What the actual hell, this is absolutely coming out of nowhere for me

https://apnews.com/article/obituary-jimmy-buffett-4295f355b39237f40663d485c4c6d557

'Margaritaville' singer Jimmy Buffett dies at 76

“Margaritaville” singer-songwriter Jimmy Buffett has died at age 76. A statement on Buffett's official website and social media pages says the singer died Friday “surrounded by his family, friends, music and dogs." Buffett created beach bum soft rock with an escapist Caribbean flavor song and turned that celebration of loafing into a billion-dollar empire of restaurants, resorts and frozen concoctions. The song ”Margaritaville," by far his biggest hit, was released in 1977 and spent 22 weeks in the Billboard Hot 100. It became a seaside standard and inspired generations of fans — known as Parrotheads — to celebrate easy living.

AP News
I'm not personally a huge fan of the music (I don't hate it, it's just not for me), but I appreciate that the dude knew he got lucky on a cosmic scale, and rode that wave for the whole length of the beach.
@scalzi "he got lucky"?
Since when is working hard and producing art that people like considered luck?
@rotoole most luck is the intersection of effort, opportunity, and timing.
@rotoole @scalzi When artists all over the place work hard and produce art that people like; and you are one of a statistically minuscule few who succeed on a massive scale.
@rotoole Speaking as an award-winning, New York Times bestselling author with millions of books sold across 30+ languages, and multiple projects in development for film and TV, who works very hard and puts out things people like, yes, he got lucky. Also, so did I. Right book, right time set me up for my career. Lots of people work hard and make stuff that people would like, and don't have the same luck. Luck does not suggest work isn't done. Luck is an accelerator and amplifier of work.
@scalzi Ok. Help me understand the luck inflection point. Is it when an artist hits a certain dollar/wealth amount, or published works, or # of fans, or something else?

@rotoole Luck is not an engineering problem to solve, I'm sad to say, otherwise it could be replicated endlessly (and not be luck at all).

Incidentally, a quote from Buffet, on the topic: “You're lucky enough at some point to put your thumb on the pulse of something that people can connect with.
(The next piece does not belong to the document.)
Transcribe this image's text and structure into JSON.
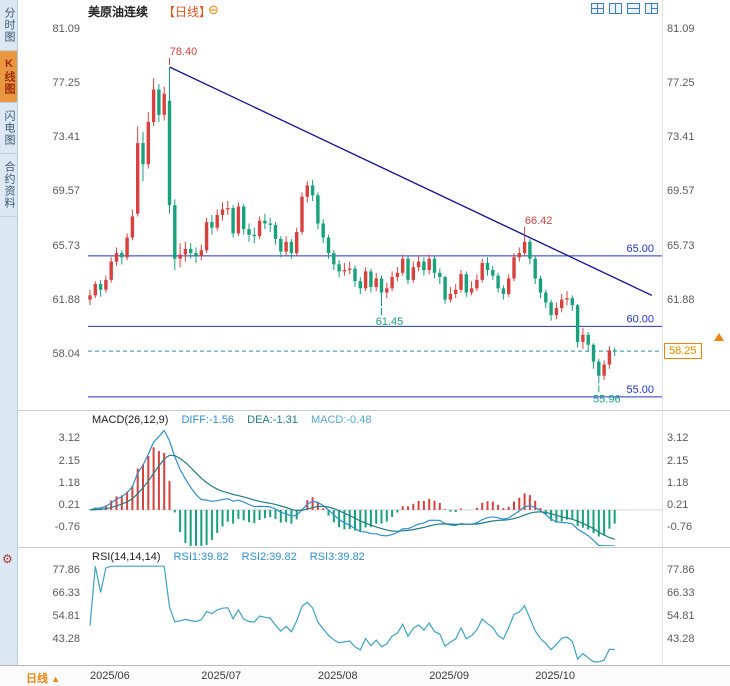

It's an amazing and lucky thing to happen to you, and that happened with ‘Margaritaville.’”

Source: https://abcnews.go.com/US/margaritaville-singer-jimmy-buffett-dies-76/story?id=102879851

Buffet believes he got lucky! And you know what? He was right.
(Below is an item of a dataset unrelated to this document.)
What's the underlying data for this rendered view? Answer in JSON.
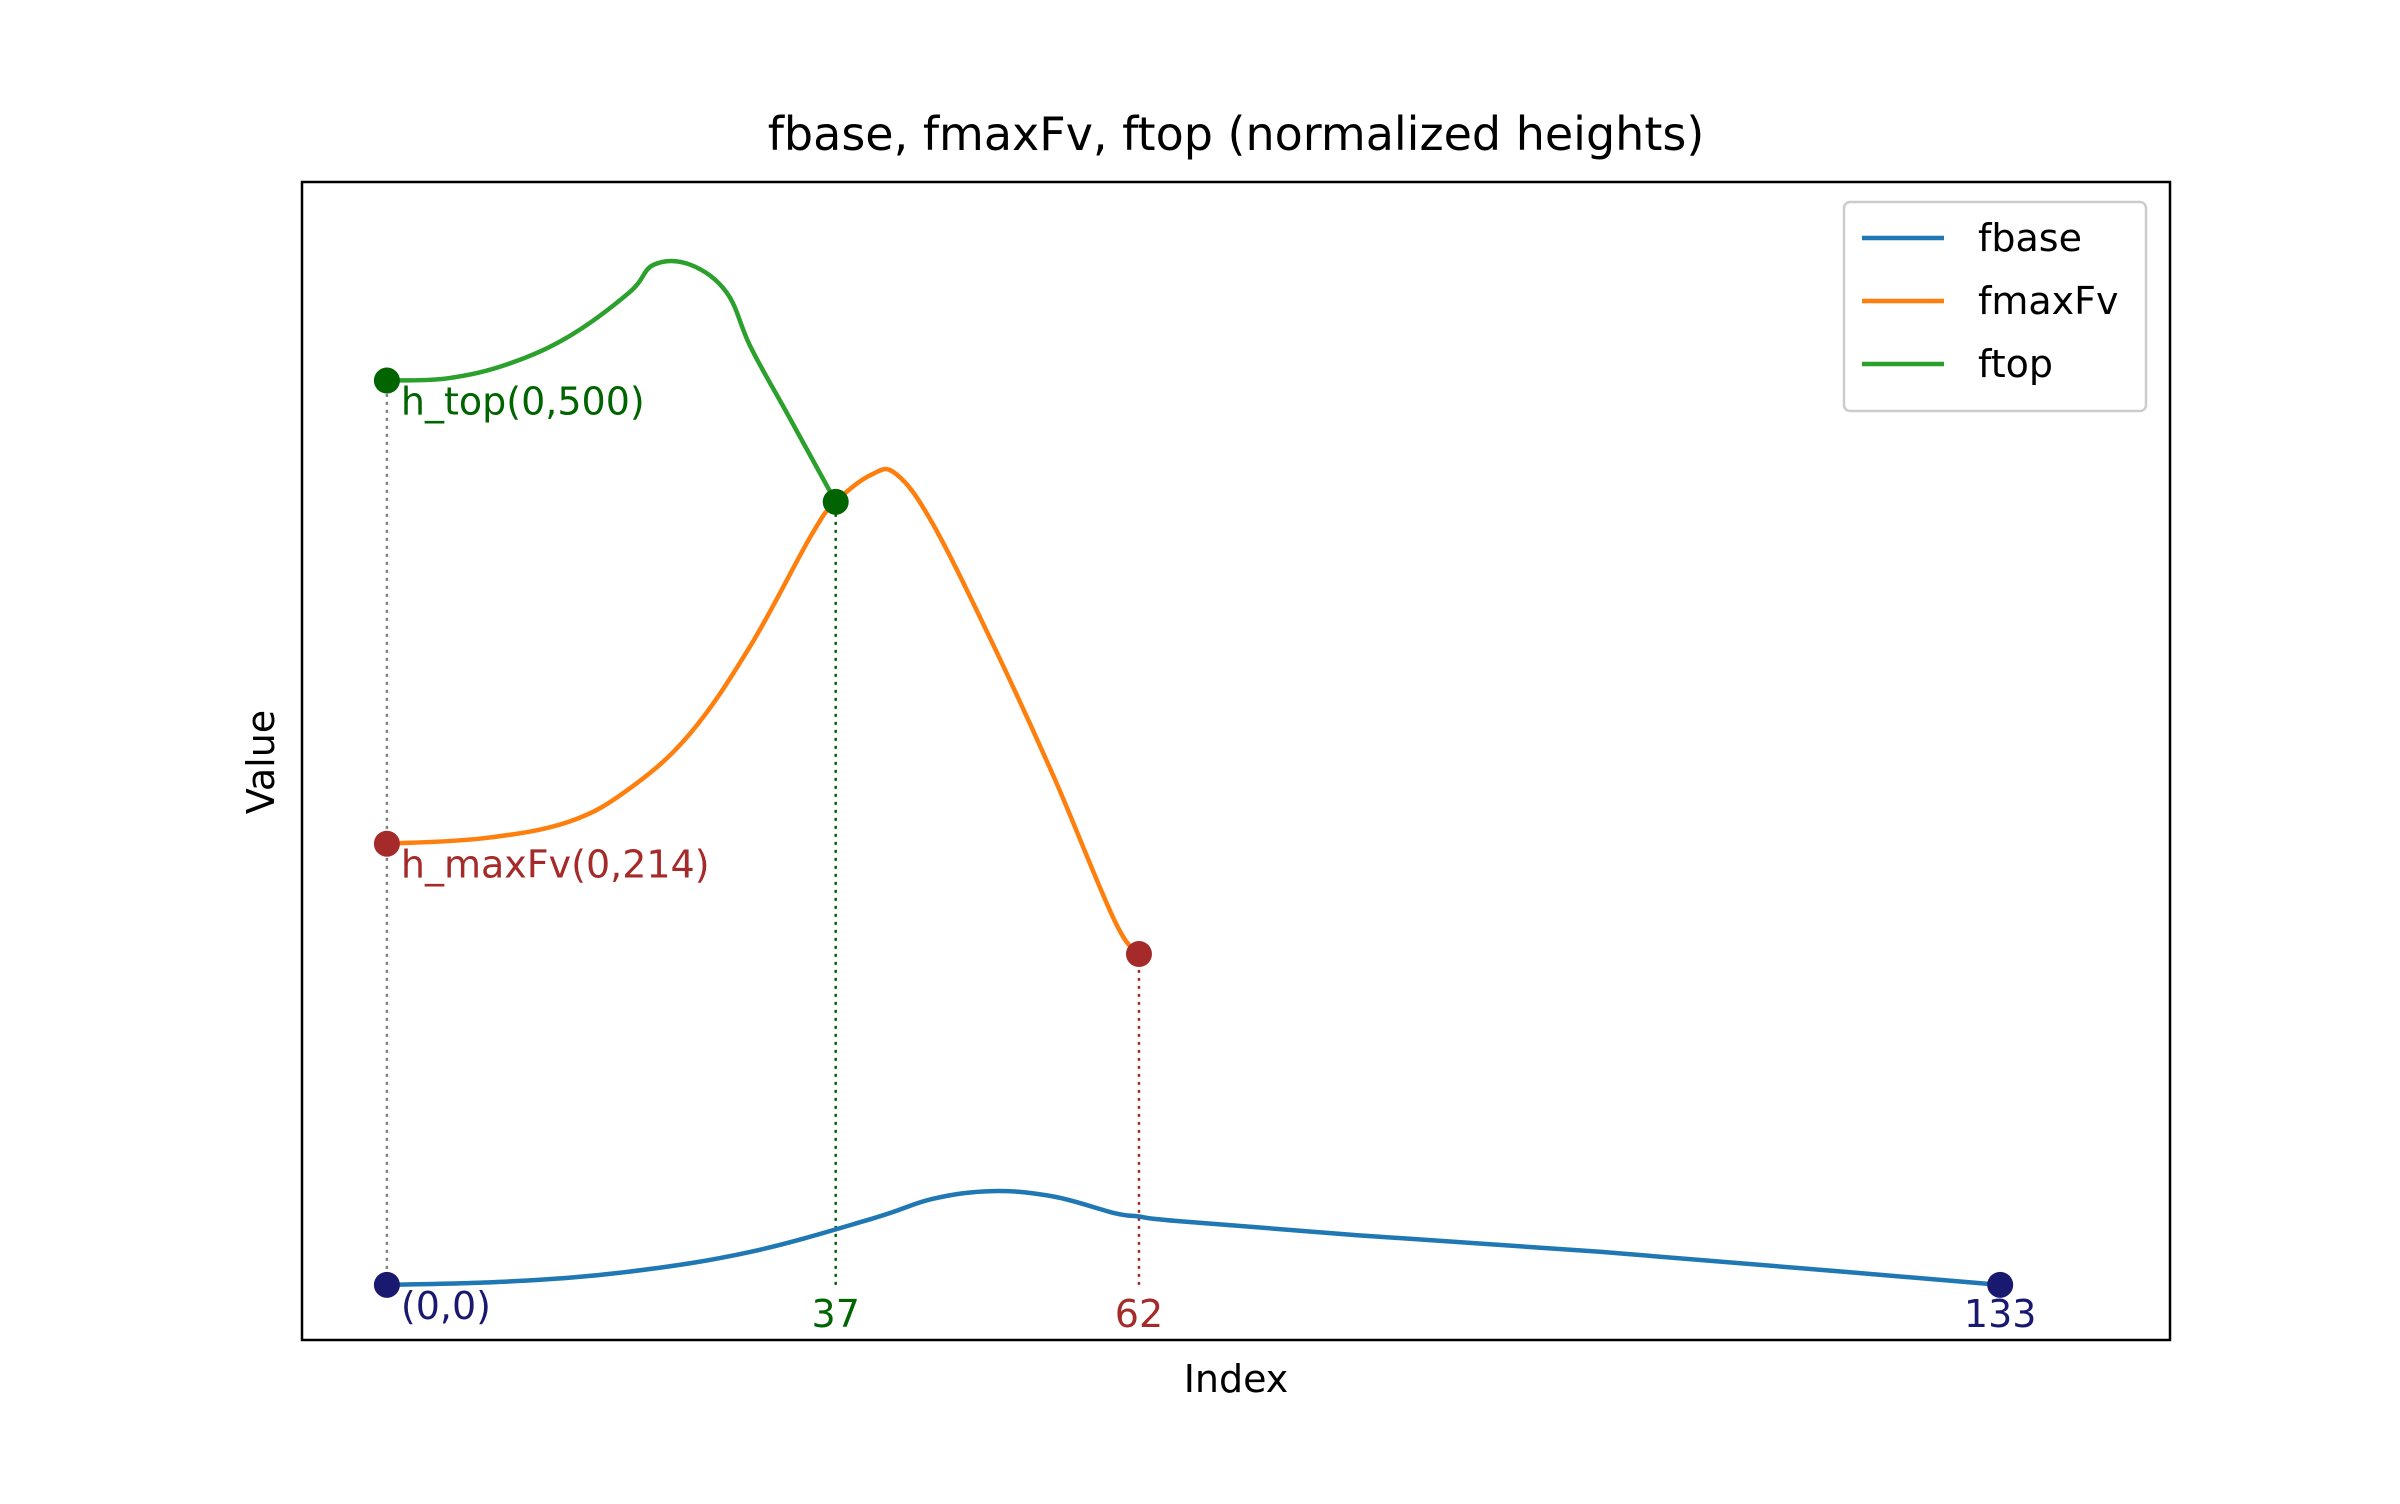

'Margaritaville' singer Jimmy Buffett dies at 76

"He lived his life like a song till the very last breath."

ABC News

@scalzi @rotoole

I'm a pro writer less lucky than Scalzi or Buffett. (Not complaining, the bills are paid.)
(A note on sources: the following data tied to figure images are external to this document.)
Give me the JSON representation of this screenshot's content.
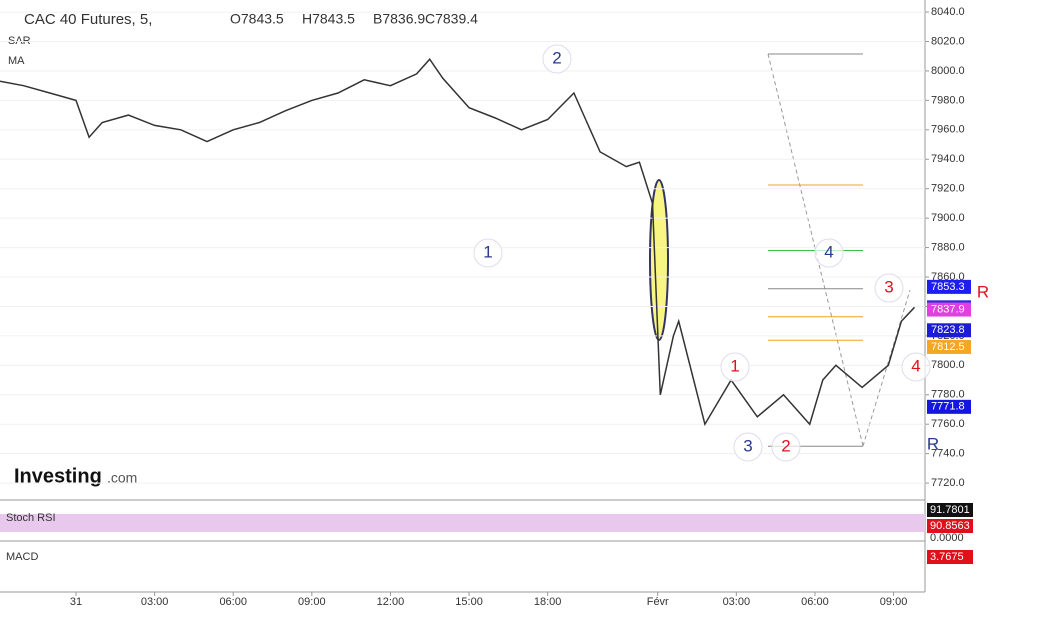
{
  "chart_data": {
    "type": "line",
    "title": "CAC 40 Futures, 5,",
    "ohlc": [
      "O7843.5",
      "H7843.5",
      "B7836.9",
      "C7839.4"
    ],
    "indicators": [
      "SAR",
      "MA"
    ],
    "logo": [
      "Investing",
      ".com"
    ],
    "x": [
      -2.9,
      -2,
      -1,
      0,
      0.5,
      1,
      2,
      3,
      4,
      5,
      6,
      7,
      8,
      9,
      10,
      11,
      12,
      13,
      13.5,
      14,
      15,
      16,
      17,
      18,
      19,
      19.5,
      20,
      21,
      21.5,
      22,
      22.3,
      22.8,
      23,
      24,
      25,
      26,
      27,
      28,
      28.5,
      29,
      30,
      31,
      31.5,
      32
    ],
    "series": [
      {
        "color": "#333333",
        "values": [
          7993,
          7990,
          7985,
          7980,
          7955,
          7965,
          7970,
          7963,
          7960,
          7952,
          7960,
          7965,
          7973,
          7980,
          7985,
          7994,
          7990,
          7998,
          8008,
          7995,
          7975,
          7968,
          7960,
          7967,
          7985,
          7965,
          7945,
          7935,
          7938,
          7910,
          7780,
          7820,
          7830,
          7760,
          7790,
          7765,
          7780,
          7760,
          7790,
          7800,
          7785,
          7800,
          7830,
          7839.4
        ]
      }
    ],
    "xlim": [
      -2.9,
      32.4
    ],
    "xticks": [
      {
        "value": 0,
        "label": "31"
      },
      {
        "value": 3,
        "label": "03:00"
      },
      {
        "value": 6,
        "label": "06:00"
      },
      {
        "value": 9,
        "label": "09:00"
      },
      {
        "value": 12,
        "label": "12:00"
      },
      {
        "value": 15,
        "label": "15:00"
      },
      {
        "value": 18,
        "label": "18:00"
      },
      {
        "value": 22.2,
        "label": "Févr"
      },
      {
        "value": 25.2,
        "label": "03:00"
      },
      {
        "value": 28.2,
        "label": "06:00"
      },
      {
        "value": 31.2,
        "label": "09:00"
      }
    ],
    "ylim": [
      7708.5,
      8048.2
    ],
    "yticks": [
      {
        "value": 7720,
        "label": "7720.0"
      },
      {
        "value": 7740,
        "label": "7740.0"
      },
      {
        "value": 7760,
        "label": "7760.0"
      },
      {
        "value": 7780,
        "label": "7780.0"
      },
      {
        "value": 7800,
        "label": "7800.0"
      },
      {
        "value": 7820,
        "label": "7820.0"
      },
      {
        "value": 7840,
        "label": "7840.0"
      },
      {
        "value": 7860,
        "label": "7860.0"
      },
      {
        "value": 7880,
        "label": "7880.0"
      },
      {
        "value": 7900,
        "label": "7900.0"
      },
      {
        "value": 7920,
        "label": "7920.0"
      },
      {
        "value": 7940,
        "label": "7940.0"
      },
      {
        "value": 7960,
        "label": "7960.0"
      },
      {
        "value": 7980,
        "label": "7980.0"
      },
      {
        "value": 8000,
        "label": "8000.0"
      },
      {
        "value": 8020,
        "label": "8020.0"
      },
      {
        "value": 8040,
        "label": "8040.0"
      }
    ],
    "levels": [
      {
        "value": 8011.5,
        "color": "#888888"
      },
      {
        "value": 7922.5,
        "color": "#f0a020"
      },
      {
        "value": 7878,
        "color": "#40c040"
      },
      {
        "value": 7852,
        "color": "#888888"
      },
      {
        "value": 7833,
        "color": "#f0a020"
      },
      {
        "value": 7817,
        "color": "#f0a020"
      },
      {
        "value": 7745,
        "color": "#888888"
      }
    ],
    "price_labels": [
      {
        "value": 7853.3,
        "color": "#1e1ef0"
      },
      {
        "value": 7839.4,
        "color": "#2a2ad8"
      },
      {
        "value": 7837.9,
        "color": "#e040e0"
      },
      {
        "value": 7823.8,
        "color": "#1c1cd6"
      },
      {
        "value": 7812.5,
        "color": "#f5a623"
      },
      {
        "value": 7771.8,
        "color": "#1515e0"
      }
    ],
    "wave_labels": [
      "2",
      "1",
      "4",
      "3",
      "1",
      "2",
      "3",
      "4",
      "R",
      "R"
    ],
    "stoch": {
      "name": "Stoch RSI",
      "labels": [
        {
          "value": 91.7801,
          "color": "#111111"
        },
        {
          "value": 90.8563,
          "color": "#e0101a"
        },
        {
          "value": 0,
          "label": "0.0000"
        }
      ]
    },
    "macd": {
      "name": "MACD",
      "labels": [
        {
          "value": 3.7675,
          "color": "#e0101a"
        }
      ]
    }
  }
}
Attracting a following in any artistic endeavor is luck.

Yes, the harder you work the luckier you get. Every song or story is a lottery ticket. I respect the hell out of Buffett's labor.

As a gross generalization: the creators who know they got lucky are probably decent folks. The creators who don't understand their luck are generally assholes.

@scalzi @rotoole @SQLAllFather Pasteur's quote about “Fortune favors the prepared mind“ pops into my head.
@scalzi @rotoole I have been fortunate to have been friends with and worked with many brilliant performers, writers, artists, scholars, and scientists. The topic of luck hits hard.

@rotoole @scalzi

He was lucky he was not born in a war-ravaged country, for starters

@rotoole @scalzi

Reminds me of something Liz Truss said along the lines that she had the right policies at the wrong time.

Had she been luckier with her timing, she could've fucked up the UK more than she did.

@rotoole @scalzi This is a piece I've always found useful when considering which artists (of any discipline) get to make a successful living from their art. Hard work and talent are factors in there, but not the only ones: https://monicacatherine.com/2020/02/27/the-five-actual-factors-of-success-for-an-artist/
The five (actual) factors of success for an artist.

Every now and then on Twitter, a thread goes viral about how the Real Path to Success in a Creative Field just comes down to a combination of persistence, resourcefulness, and “being true to onesel…

monica byrne
@rotoole @scalzi All success has luck in it. If only people understood that hard work and talent, while almost a necessity, are not *sufficient* for success, the world would be a better place.